Marcelo Miranda

Personal information
- Full name: Marcelo Alejandro Miranda Díaz
- Date of birth: 29 January 1967 (age 59)
- Place of birth: Santiago, Chile
- Position: Left-back

Youth career
- Soprole
- 1983–1987: Universidad de Chile

Senior career*
- Years: Team / Apps / (Gls)
- 1986–1987: Universidad de Chile / 0 / (0)
- 1986: → Malleco Unido (loan)
- 1987–1988: Malleco Unido
- 1989–1991: Deportes Concepción / 71 / (4)
- 1992–2000: Cobreloa / 274 / (16)
- 2001: Colo-Colo / 25 / (1)

International career
- 1991–1997: Chile / 15 / (0)

Managerial career
- 2006: Hossana
- 2007–2008: Malleco Unido
- 2008–2009: Naval
- 2010: Unión Temuco
- 2011–2012: Lota Schwager
- 2012: Naval (interim)
- 2013: Deportes Copiapó
- 2014–2015: Lota Schwager
- 2018–2021: Deportes Melipilla (youth)
- 2022–2023: Cobreloa (youth) (director)
- 2023–: Julio Covarrubias (youth)

= Marcelo Miranda (footballer) =

Chilean footballer and manager (born 1967)

Marcelo Alejandro Miranda Díaz (born 29 January 1967) is a Chilean football manager and former player.

==Club career==
Miranda had trials with Colo-Colo and Unión Española before joining Universidad de Chile from the team of Soprole, aged 16. He was loaned out to Malleco Unido in the Segunda División and returned to Universidad de Chile under Fernando Riera in 1987. After Riera left the team, he was released and returned to Malleco Unido until the 1988 season.

In 1989, Miranda signed with Deportes Concepción under Fernando Cavalleri, with whom he qualified to the 1991 Copa Libertadores, the first time for the club.
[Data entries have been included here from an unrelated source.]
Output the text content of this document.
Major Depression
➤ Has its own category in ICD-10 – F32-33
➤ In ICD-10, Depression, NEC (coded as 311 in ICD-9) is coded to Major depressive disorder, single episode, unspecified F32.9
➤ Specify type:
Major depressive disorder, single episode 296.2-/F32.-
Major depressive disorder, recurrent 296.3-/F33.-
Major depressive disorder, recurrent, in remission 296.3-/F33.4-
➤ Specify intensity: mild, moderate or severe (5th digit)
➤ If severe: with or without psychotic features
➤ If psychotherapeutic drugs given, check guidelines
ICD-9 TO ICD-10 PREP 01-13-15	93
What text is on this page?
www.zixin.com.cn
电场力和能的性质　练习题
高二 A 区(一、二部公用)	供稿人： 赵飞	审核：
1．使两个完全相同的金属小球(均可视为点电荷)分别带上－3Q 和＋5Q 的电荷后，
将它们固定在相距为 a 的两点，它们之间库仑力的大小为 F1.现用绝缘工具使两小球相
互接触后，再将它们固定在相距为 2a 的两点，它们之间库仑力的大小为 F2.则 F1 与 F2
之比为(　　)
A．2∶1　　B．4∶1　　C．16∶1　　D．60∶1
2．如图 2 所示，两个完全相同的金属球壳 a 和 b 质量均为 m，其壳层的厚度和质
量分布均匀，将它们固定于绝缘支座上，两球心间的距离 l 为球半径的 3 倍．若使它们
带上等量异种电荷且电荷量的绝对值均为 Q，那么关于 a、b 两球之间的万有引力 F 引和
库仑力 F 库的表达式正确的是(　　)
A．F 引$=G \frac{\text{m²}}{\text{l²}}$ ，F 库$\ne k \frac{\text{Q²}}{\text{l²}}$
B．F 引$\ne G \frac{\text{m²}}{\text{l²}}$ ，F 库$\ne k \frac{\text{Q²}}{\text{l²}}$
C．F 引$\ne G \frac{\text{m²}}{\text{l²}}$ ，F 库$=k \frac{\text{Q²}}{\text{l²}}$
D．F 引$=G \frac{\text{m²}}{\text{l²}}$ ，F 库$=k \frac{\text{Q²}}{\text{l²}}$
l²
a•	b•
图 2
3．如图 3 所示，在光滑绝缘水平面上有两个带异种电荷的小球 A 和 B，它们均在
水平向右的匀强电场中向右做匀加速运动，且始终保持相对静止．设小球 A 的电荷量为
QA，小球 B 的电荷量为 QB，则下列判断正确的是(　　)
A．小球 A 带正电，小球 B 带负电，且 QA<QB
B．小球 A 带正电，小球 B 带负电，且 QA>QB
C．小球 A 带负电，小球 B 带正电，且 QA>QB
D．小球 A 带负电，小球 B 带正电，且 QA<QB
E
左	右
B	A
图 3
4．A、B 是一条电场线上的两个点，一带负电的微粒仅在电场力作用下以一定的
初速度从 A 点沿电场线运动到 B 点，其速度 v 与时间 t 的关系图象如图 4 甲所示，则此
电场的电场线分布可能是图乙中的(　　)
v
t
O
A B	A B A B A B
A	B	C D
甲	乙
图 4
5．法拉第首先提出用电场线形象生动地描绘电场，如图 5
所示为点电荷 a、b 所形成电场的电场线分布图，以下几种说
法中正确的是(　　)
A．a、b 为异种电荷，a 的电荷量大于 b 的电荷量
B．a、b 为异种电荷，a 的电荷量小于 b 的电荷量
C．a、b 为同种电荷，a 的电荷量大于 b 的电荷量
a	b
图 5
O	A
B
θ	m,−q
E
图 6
Uner the same manager, he joined Cobreloa in 1992 and played for them for nine years, winning the 1992 Primera División de Chile.

His last club was Colo-Colo in 2001.

==International career==
Miranda played in 15 matches for the Chile national team from 1991 to 1997. He was also part of Chile's squad for the 1997 Copa América tournament.

==Managerial career==
In 2006, Miranda began his managerial career in Hossana, a club of the evangelical community, in the Chilean Tercera División. Later, he managed several clubs at the Tercera División and Primera B such as Lota Schwager and Deportes Copiapó.

In 2023, Miranda started to coach youth players from Padre Hurtado commune and the local club, Julio Covarrubias.